Overexpression of meiRNA reduces the Mmi1 activity. (a) Expression of DSR-containing mei4 and ssm4 mRNAs was examined by northern blot analysis in sme2-overexpressing cells. Wild-type (JS33) and Pnmt1-sme2 (JS34) cells were grown in MM media at 30°C. mmi1-ts3 (JV579) and mmi1-ts6 (JV582) cells were incubated in YE media at 25°C and then shifted to 37°C for 2 h. The rRNAs stained with ethidium bromide are shown in the bottom panel as loading controls. (b) Expression of mei4 and ssm4 mRNAs was examined by northern blot analysis in sme2-overexpressing mmi1 mutant cells. mmi1-ts6 (JV582) and mmi1-ts6 Pnmt1-sme2 (JS35) cells were incubated in MM media at 25°C, 28°C and 30°C, respectively.
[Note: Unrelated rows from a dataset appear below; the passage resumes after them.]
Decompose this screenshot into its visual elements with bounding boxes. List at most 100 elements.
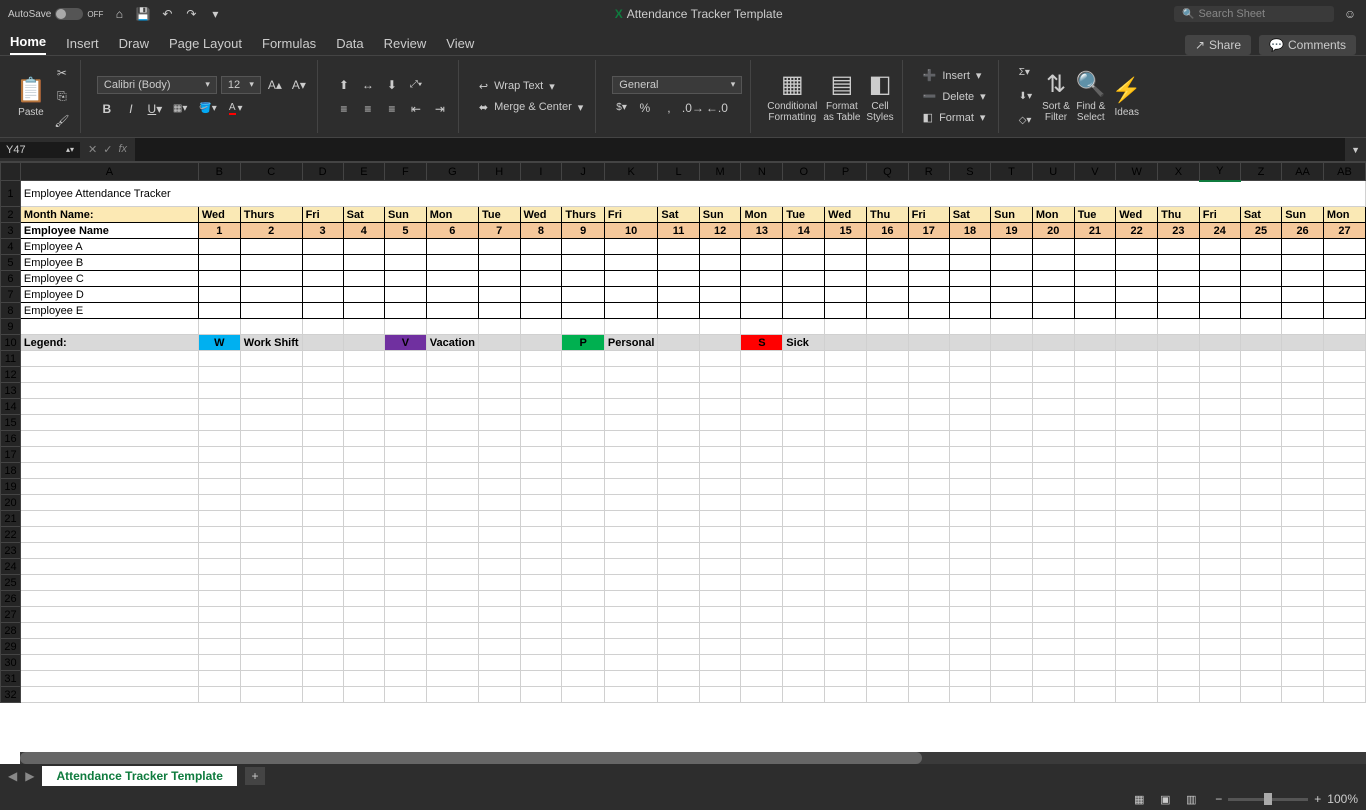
attendance-cell[interactable] — [198, 239, 240, 255]
grid-cell[interactable] — [1032, 383, 1074, 399]
column-header[interactable]: AA — [1282, 163, 1324, 181]
grid-cell[interactable] — [991, 399, 1033, 415]
grid-cell[interactable] — [1116, 639, 1158, 655]
grid-cell[interactable] — [198, 543, 240, 559]
grid-cell[interactable] — [867, 495, 909, 511]
day-header-cell[interactable]: Wed — [198, 207, 240, 223]
grid-cell[interactable] — [20, 639, 198, 655]
grid-cell[interactable] — [783, 447, 825, 463]
decrease-indent-icon[interactable]: ⇤ — [406, 99, 426, 119]
grid-cell[interactable] — [1240, 431, 1281, 447]
grid-cell[interactable] — [20, 687, 198, 703]
date-number-cell[interactable]: 16 — [867, 223, 909, 239]
grid-cell[interactable] — [20, 495, 198, 511]
grid-cell[interactable] — [562, 623, 605, 639]
grid-cell[interactable] — [520, 559, 562, 575]
select-all-corner[interactable] — [1, 163, 21, 181]
grid-cell[interactable] — [426, 511, 478, 527]
grid-cell[interactable] — [343, 399, 384, 415]
grid-cell[interactable] — [1240, 463, 1281, 479]
grid-cell[interactable] — [198, 639, 240, 655]
grid-cell[interactable] — [1158, 479, 1200, 495]
attendance-cell[interactable] — [867, 303, 909, 319]
grid-cell[interactable] — [426, 431, 478, 447]
grid-cell[interactable] — [385, 607, 427, 623]
grid-cell[interactable] — [20, 591, 198, 607]
grid-cell[interactable] — [991, 383, 1033, 399]
grid-cell[interactable] — [1282, 447, 1324, 463]
grid-cell[interactable] — [1116, 335, 1158, 351]
grid-cell[interactable] — [1282, 543, 1324, 559]
grid-cell[interactable] — [1240, 655, 1281, 671]
grid-cell[interactable] — [699, 623, 741, 639]
grid-cell[interactable] — [1240, 447, 1281, 463]
grid-cell[interactable] — [1032, 527, 1074, 543]
grid-cell[interactable] — [562, 575, 605, 591]
grid-cell[interactable] — [867, 431, 909, 447]
grid-cell[interactable] — [562, 447, 605, 463]
grid-cell[interactable] — [1199, 367, 1240, 383]
grid-cell[interactable] — [991, 559, 1033, 575]
employee-name-cell[interactable]: Employee E — [20, 303, 198, 319]
attendance-cell[interactable] — [1074, 255, 1116, 271]
grid-cell[interactable] — [949, 527, 990, 543]
grid-cell[interactable] — [658, 463, 699, 479]
date-number-cell[interactable]: 26 — [1282, 223, 1324, 239]
grid-cell[interactable] — [1199, 431, 1240, 447]
grid-cell[interactable] — [385, 463, 427, 479]
attendance-cell[interactable] — [343, 239, 384, 255]
grid-cell[interactable] — [783, 687, 825, 703]
find-select-button[interactable]: 🔍Find & Select — [1076, 70, 1106, 123]
grid-cell[interactable] — [867, 319, 909, 335]
grid-cell[interactable] — [741, 655, 783, 671]
grid-cell[interactable] — [1282, 671, 1324, 687]
grid-cell[interactable] — [198, 511, 240, 527]
grid-cell[interactable] — [520, 591, 562, 607]
attendance-cell[interactable] — [741, 255, 783, 271]
date-number-cell[interactable]: 13 — [741, 223, 783, 239]
grid-cell[interactable] — [302, 607, 343, 623]
grid-cell[interactable] — [240, 479, 302, 495]
day-header-cell[interactable]: Thu — [867, 207, 909, 223]
grid-cell[interactable] — [1158, 399, 1200, 415]
attendance-cell[interactable] — [1032, 303, 1074, 319]
attendance-cell[interactable] — [658, 239, 699, 255]
grid-cell[interactable] — [520, 447, 562, 463]
grid-cell[interactable] — [240, 687, 302, 703]
grid-cell[interactable] — [385, 543, 427, 559]
attendance-cell[interactable] — [658, 271, 699, 287]
attendance-cell[interactable] — [908, 239, 949, 255]
attendance-cell[interactable] — [741, 271, 783, 287]
legend-code-cell[interactable]: P — [562, 335, 605, 351]
grid-cell[interactable] — [385, 671, 427, 687]
grid-cell[interactable] — [1032, 559, 1074, 575]
grid-cell[interactable] — [343, 527, 384, 543]
font-name-select[interactable]: Calibri (Body) — [97, 76, 217, 94]
grid-cell[interactable] — [1323, 495, 1365, 511]
grid-cell[interactable] — [520, 399, 562, 415]
grid-cell[interactable] — [302, 511, 343, 527]
grid-cell[interactable] — [604, 527, 657, 543]
sheet-tab[interactable]: Attendance Tracker Template — [42, 766, 237, 786]
tab-view[interactable]: View — [446, 32, 474, 55]
grid-cell[interactable] — [908, 527, 949, 543]
grid-cell[interactable] — [991, 591, 1033, 607]
column-header[interactable]: N — [741, 163, 783, 181]
grid-cell[interactable] — [949, 367, 990, 383]
grid-cell[interactable] — [562, 639, 605, 655]
attendance-cell[interactable] — [240, 255, 302, 271]
comma-icon[interactable]: , — [659, 98, 679, 118]
grid-cell[interactable] — [699, 559, 741, 575]
grid-cell[interactable] — [991, 543, 1033, 559]
grid-cell[interactable] — [1116, 367, 1158, 383]
grid-cell[interactable] — [699, 383, 741, 399]
grid-cell[interactable] — [520, 687, 562, 703]
attendance-cell[interactable] — [699, 303, 741, 319]
grid-cell[interactable] — [562, 543, 605, 559]
employee-name-cell[interactable]: Employee B — [20, 255, 198, 271]
grid-cell[interactable] — [198, 447, 240, 463]
attendance-cell[interactable] — [520, 287, 562, 303]
grid-cell[interactable] — [198, 319, 240, 335]
grid-cell[interactable] — [825, 671, 867, 687]
attendance-cell[interactable] — [343, 271, 384, 287]
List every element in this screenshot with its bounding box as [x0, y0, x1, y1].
The rRNAs stained with ethidium bromide are shown as loading controls. (c) Sequence-specific competition of meiRNA for the binding between Mmi1 and the DSR region of mei4 mRNA. GST-Mmi1 (30 nM) or GST portion alone (3 µM) was mixed with DIG-labelled mei4DSR transcripts (0.5 nM) and non-labelled competitor meiRNA variants, mei4DSR or GFP transcripts (5 or 50 nM). The relative abundances of free probes are indicated.

Figure 6.

DSR transcripts form a dot. (a) Localization of overexpressed ura4 and ssm4 RNA in mitotically growing cells. Pnmt1-MS2loop-ura4 (JS31) and Pnmt1-MS2loop-ssm4 (JS32) cells expressing MS2-GFP from the expression vector pREP81 were examined under mitotic conditions. Scale bar, 5 µm. Frequencies of cells containing RNA dot are indicated (n > 50). (b) Localization of mitotic Mmi1 in cells overexpressing ura4 and ssm4. Pnmt1-MS2loop-ura4 (JS50) and Pnmt1-MS2loop-ssm4 (JS51) cells expressing CFP-Mmi1 were examined under mitotic conditions. Scale bar, 5 µm. (c) Percentages of cells containing 1, 2, 3 or 4 and more Mmi1 dots when ura4 or ssm4 were overexpressed. More than 100 cells were counted in the Pnmt1-MS2loop-ura4 (JS50) and Pnmt1-MS2loop-ssm4 (JS51) strains under mitotic conditions.